LA BELLE ENDORMIE, de Marco Bellocchio – 1h50
Avec Isabelle Huppert, Toni Servillo, Maya Sansa, Michele Riondino, Alba Rohrwacher
Sortie : mercredi 10 avril 2013
Je vote : 3 sur 5
23 novembre 2008 : l’Italie se déchire autour du sort d’Eluana Englaro, une jeune femme plongée dans le coma depuis 17 ans. La justice italienne vient d’autoriser Beppino, son père, à interrompre l’alimentation artificielle maintenant sa fille en vie. Dans ce tourbillon politique et médiatique les sensibilités s’enflamment, les croyances et les idéologies s’affrontent. Maria, une militante du Mouvement pour la Vie, manifeste devant la clinique dans laquelle est hospitalisée Eluana, alors qu’à Rome, son père sénateur hésite à voter le projet de loi s’opposant à cette décision de justice. Ailleurs, une célèbre actrice croit inlassablement au réveil de sa fille, plongée elle aussi depuis des années dans un coma irréversible. Enfin, Rossa veut mettre fin à ses jours mais un jeune médecin plein d’espoir va s’y opposer de toutes ses forces.
J’ai aimé
Une réflexion subtile sur l’euthanasie. Marqué par le débat très politique sur la fin d’Eluana, Marco Bellocchio a pris le temps de construire un scénario qui, mêlant plusieurs histoires qui parfois se croisent, prend de la distance face au fait divers. Il en résulte un scénario qui se joue des nuances. Au cœur de l’histoire, il y a le couple formé par le sénateur (remarquable Toni Servillo) et sa fille et dont la confrontation nourrit les nuances de
l’histoire.
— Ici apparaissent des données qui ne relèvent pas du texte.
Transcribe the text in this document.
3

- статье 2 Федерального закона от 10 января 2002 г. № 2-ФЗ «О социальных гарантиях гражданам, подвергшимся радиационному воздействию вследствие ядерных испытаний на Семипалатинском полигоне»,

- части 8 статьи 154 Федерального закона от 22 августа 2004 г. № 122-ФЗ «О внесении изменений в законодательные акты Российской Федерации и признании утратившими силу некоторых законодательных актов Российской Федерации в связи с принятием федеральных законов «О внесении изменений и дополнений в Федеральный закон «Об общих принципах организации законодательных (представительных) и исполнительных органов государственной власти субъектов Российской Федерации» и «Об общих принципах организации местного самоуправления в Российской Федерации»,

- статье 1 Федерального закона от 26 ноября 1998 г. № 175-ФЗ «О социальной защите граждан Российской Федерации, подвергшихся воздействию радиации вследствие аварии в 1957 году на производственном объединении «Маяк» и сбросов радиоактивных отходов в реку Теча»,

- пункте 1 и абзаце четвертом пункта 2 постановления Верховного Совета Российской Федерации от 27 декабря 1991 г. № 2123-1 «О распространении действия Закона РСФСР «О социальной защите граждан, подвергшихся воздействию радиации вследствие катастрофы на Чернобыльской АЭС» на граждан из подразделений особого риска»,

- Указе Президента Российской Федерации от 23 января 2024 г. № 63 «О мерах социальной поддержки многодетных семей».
Toni Servillo souligne : « Uliano Beffardi est un personnage lié de manière particulière à cette politique de la profondeur – ou à la profondeur de la politique- parce que c’est un sénateur de la République et qu’il doit affronter dans sa propre famille un drame semblable à celui que vit la famille Englaro. Ce drame va l’amener à faire des choix qui, dans son cas, ne correspondent pas à ceux dictés par son parti. Cet homme va se révéler alors être d’une très grande fragilité – contrairement à l’image que nous avons de nombreux hommes politiques- ce qui va le rendre intéressant. » Et, dans le contexte politique italien, avec le poids des relations des politiques avec l’Eglise, ce sénateur prend une importance toute particulière.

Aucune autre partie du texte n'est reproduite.